Willump: A Statistically-Aware End-to-end Optimizer for Machine Learning Inference.

Machine learning (ML) has become increasingly important and performance-critical in modern data centers. This has led to interest in model serving systems, which perform ML inference and serve predictions to end-user applications. However, most existing model serving systems approach ML inference as an extension of conventional data serving workloads and miss critical opportunities for performance. In this paper, we present Willump, a statistically-aware optimizer for ML inference that takes advantage of key properties of ML inference not shared by traditional workloads. First, ML models can often be approximated efficiently on many "easy" inputs by judiciously using a less expensive model for these inputs (e.g., not computing all the input features). Willump automatically generates such approximations from an ML inference pipeline, providing up to 4.1$\times$ speedup without statistically significant accuracy loss.
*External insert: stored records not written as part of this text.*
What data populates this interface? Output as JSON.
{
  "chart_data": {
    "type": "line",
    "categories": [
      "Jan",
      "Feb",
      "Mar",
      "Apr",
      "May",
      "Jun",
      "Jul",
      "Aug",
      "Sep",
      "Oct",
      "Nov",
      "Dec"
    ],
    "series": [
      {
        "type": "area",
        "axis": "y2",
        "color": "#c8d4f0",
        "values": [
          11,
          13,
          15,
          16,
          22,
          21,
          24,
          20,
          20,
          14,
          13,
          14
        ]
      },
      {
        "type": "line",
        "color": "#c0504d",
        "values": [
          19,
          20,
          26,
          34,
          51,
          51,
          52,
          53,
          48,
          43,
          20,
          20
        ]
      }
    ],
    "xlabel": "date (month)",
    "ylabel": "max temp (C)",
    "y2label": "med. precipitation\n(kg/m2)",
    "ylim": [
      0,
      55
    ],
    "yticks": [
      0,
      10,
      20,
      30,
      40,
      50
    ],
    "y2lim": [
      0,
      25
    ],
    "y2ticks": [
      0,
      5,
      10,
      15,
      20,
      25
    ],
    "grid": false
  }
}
Second, ML models are often used in higher-level end-to-end queries in an ML application, such as computing the top K predictions for a recommendation model. Willump optimizes inference based on these higher-level queries by up to 5.7$\times$ over na\"ive batch inference. Willump combines these novel optimizations with standard compiler optimizations and a computation graph-aware feature caching scheme to automatically generate fast inference code for ML pipelines. We show that Willump improves performance of real-world ML inference pipelines by up to 23$\times$, with its novel optimizations giving 3.6-5.7$\times$ speedups over compilation. We also show that Willump integrates easily with existing model serving systems, such as Clipper.